Choosing Litigation, Adjudication or Mediation
If you first learned about adjudication when you received a Notice out of the blue followed by multiple ringbinders of documents just before you were about to go away on holiday, you will know from painful experience the need to be alert and informed about this dispute resolution process. Your contract must provide for disputes to be referred to adjudication if it is a "construction contract" (as defined by statute), but you have some latitude over the rules and the timetable for the process. We can suggest suitable rules and adjudicators for your dispute. The cost of the process can be very high and be incurred very rapidly, as statements of case, factual and expert evidence, and meetings and site visits may all be crammed into a 28-day period - and the whole process may then be repeated in court.
Your first encounter with mediation may have been when a judge stopped the case you were involved in and told you and your opponent to go away and try it. The National Mediation Helpline is there to refer you to one of a number of mediator-appointing bodies who will put forward several of their mediators for your consideration. If your dispute relates to a construction and engineering contract, however, why not come straight to us? We can offer more flexible arrangements tailored to your needs: in particular, we can discuss whether a hybrid process combining mediation and early neutral evaluation would be appropriate.

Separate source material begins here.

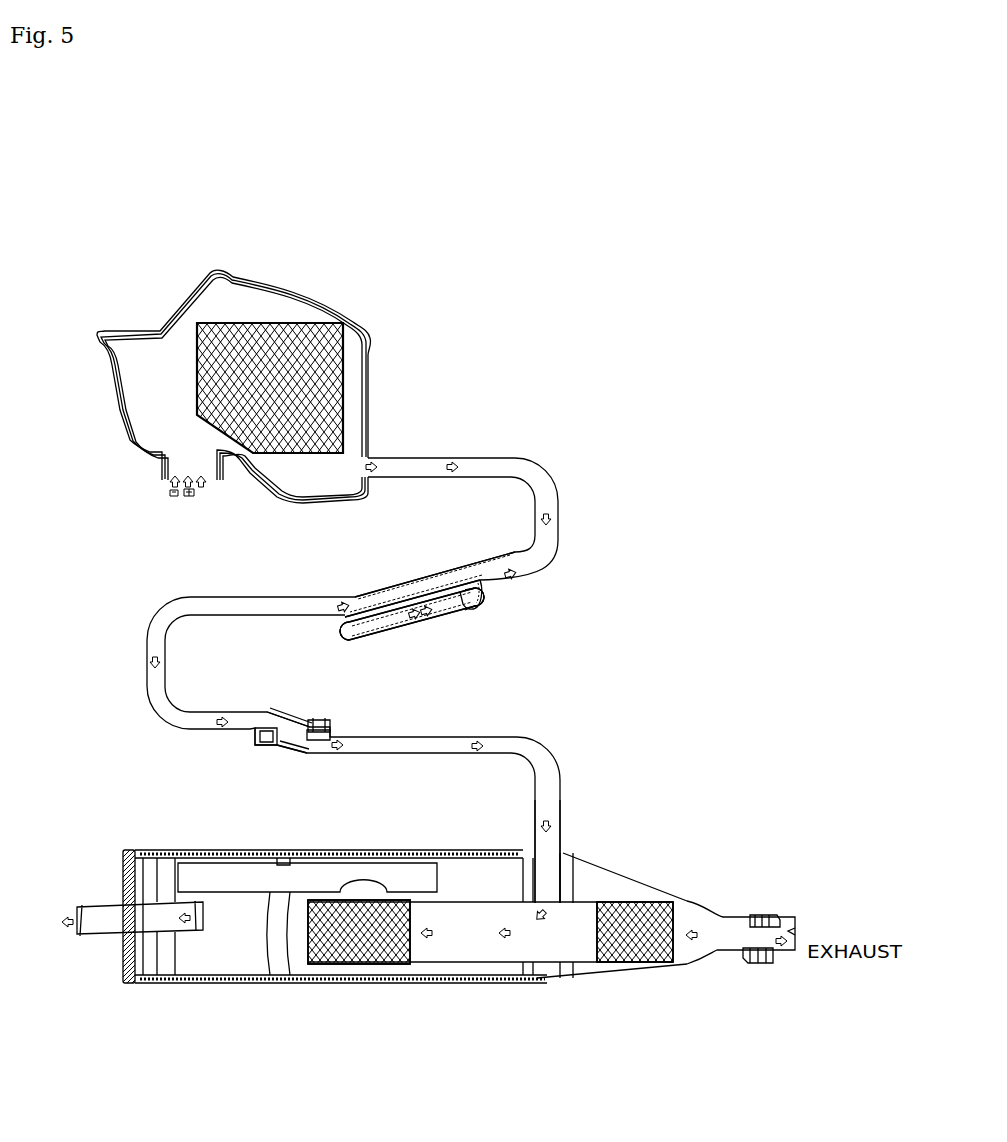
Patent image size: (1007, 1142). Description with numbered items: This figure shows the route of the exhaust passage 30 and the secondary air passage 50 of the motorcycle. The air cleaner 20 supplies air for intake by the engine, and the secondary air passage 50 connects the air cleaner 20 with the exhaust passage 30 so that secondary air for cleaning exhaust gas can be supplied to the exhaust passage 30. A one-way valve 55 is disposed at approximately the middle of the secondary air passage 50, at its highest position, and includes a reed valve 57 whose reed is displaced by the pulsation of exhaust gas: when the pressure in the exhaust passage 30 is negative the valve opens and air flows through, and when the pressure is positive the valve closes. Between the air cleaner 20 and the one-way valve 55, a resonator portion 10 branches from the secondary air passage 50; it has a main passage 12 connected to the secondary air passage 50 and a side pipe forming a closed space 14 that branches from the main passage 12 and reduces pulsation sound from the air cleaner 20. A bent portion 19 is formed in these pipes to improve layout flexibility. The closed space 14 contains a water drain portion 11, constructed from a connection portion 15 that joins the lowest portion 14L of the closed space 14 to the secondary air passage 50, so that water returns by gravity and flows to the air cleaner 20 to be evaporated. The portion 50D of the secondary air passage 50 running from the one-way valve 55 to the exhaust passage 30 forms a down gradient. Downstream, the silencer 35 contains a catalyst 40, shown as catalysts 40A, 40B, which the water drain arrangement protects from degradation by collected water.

If you want your dispute determined finally, you may prefer court to adjudication. But you should remember that the Court will expect you to have complied with its Pre-action Protocol. This can slow things down, and if you are on the receiving end of a claim, it will give you time to assess your opponent's case before you become embroiled in formal proceedings. We can help you carry out this assessment and explore settlement options before the costs mount up; should no settlement be achieved, however, we can pursue or defend your claim with intelligent vigour. We approach arbitration upon a similar basis: an arbitrator appointed under the Arbitration Act 1996 may well also look at the parties' pre-action conduct when deciding his award of costs.